А как же большое, широкое чувство, которому Лаура надеялась однажды дать выход? Ах, здесь опять-таки ничего особенного не было, поголовно все ее товарки лелеяли в груди точно такое же чувство. Лаура догадалась об этом, заметив, что и остальные, поднимаясь по лестнице, безотчетно проводили кончиками пальцев по засаленным обоям, а порой без явного повода садились на верхнюю ступеньку, задумчиво смотрели в незримые дали, словно могли сквозь стены увидеть чудеснейшие пейзажи. Позднее она сообразила, что обои засалились именно потому, что несчетные поколения учениц водили по ним пальцами. Примирившись с этим фактом, она обнаружила, что и подмастерья мясников в тихие минуты задумчиво глядят вдаль и даже полицейские, когда думают, что никто на них не смотрит, безотчетно барабанят пальцами по пистолетной кобуре. Иначе говоря, ощущение, так долго служившее ей источником надежд на будущее, было всего-навсего рабочим шумом души, который улавливает в себе любой живой человек, если среди мирской суеты на миг затаит дыхание и чуточку прислушается к себе.
Но было и кое-что еще. С некоторых пор в ночной тишине своей комнатушки, лежа в кровати и закрыв глаза, Лаура слышала вроде как звенящий гул, шедший, казалось, не из ее груди, а извне, откуда-то издалека, быть может из глубин космоса, как бы далекое эхо музыки, которая простыми гармониями доходчиво и понятно показывала, из чего состоит мир в его сокровенных глубинах. Когда слышала эти звуки, Лаура была счастлива и чувствовала единение с Вселенной. Но наутро, когда в укромном уголке Jardin du Plants она робко поднимала голос и пробовала их воспроизвести, получалась не всеобъемлющая мировая формула, а всегда лишь банальное, бездушное карканье, ничем не отличавшееся от карканья ее соседок.

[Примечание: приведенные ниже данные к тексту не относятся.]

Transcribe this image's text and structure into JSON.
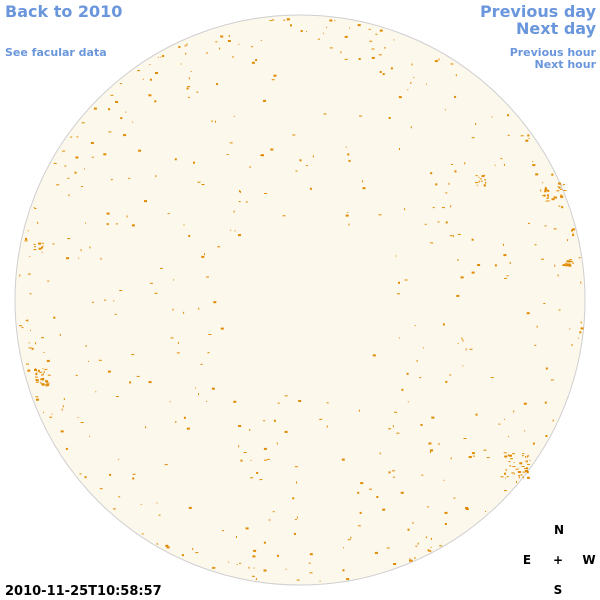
{
  "nav": {
    "back": "Back to 2010",
    "facular": "See facular data",
    "previous_day": "Previous day",
    "next_day": "Next day",
    "previous_hour": "Previous hour",
    "next_hour": "Next hour"
  },
  "timestamp": "2010-11-25T10:58:57",
  "compass": {
    "north": "N",
    "east": "E",
    "center": "+",
    "west": "W",
    "south": "S"
  }
}
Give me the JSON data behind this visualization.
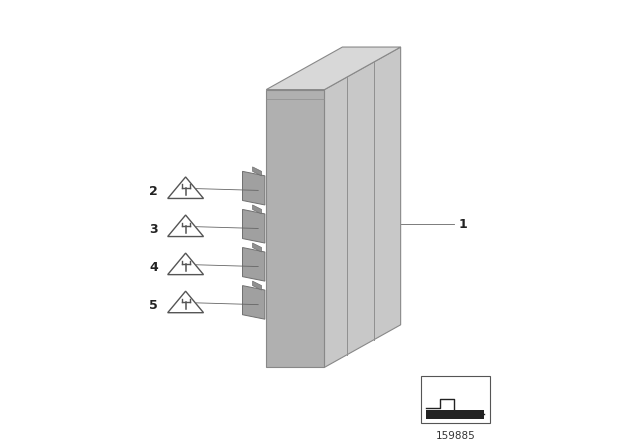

Лаура была ужасно разочарована, оттого что ей никак не удавалось выразить свое ощущение. Конечно, в консерватории ее голос стал чище и полнозвучнее, и ноты она брала куда увереннее, но дело не в этом. Лаура не строила иллюзий. Артистичность натуры не позволяла ей обманывать себя, она понимала, что артисткой ей не бывать. И потому не удивилась, когда в конце третьего семестра педагог по вокалу уведомил ее с чисто парижской безжалостностью, что голос у нее неплохой, однако ж в плане развития бесперспективный и держать ее в консерватории четвертый семестр нет смысла.
Тем вечером она долго плакала в своей мансардной комнатушке на улице Бак, а в соседних комнатушках плакали другие девушки, получившие такое же уведомление. Правда, в отличие от них Лаура не искала утешения в том, что, мол, всему виной враждебность окружения, коварство эпохи или ограниченность преподавателей, нет, она трезво оценила ситуацию. Голос у нее бесперспективный, жаль, конечно, но так оно и есть. Ведь и в балетных школах девяносто девять учащихся из ста заканчивали карьеру по причине слишком широкого зада или слишком коротких ног, это обусловлено генетикой, и ничьей вины тут нет. Ведь и зубным врачом опять-таки может стать не каждый желающий. И не один юноша, горячо мечтавший стать прославленным футболистом, волей-неволей делался преемником отца в зеленной лавке.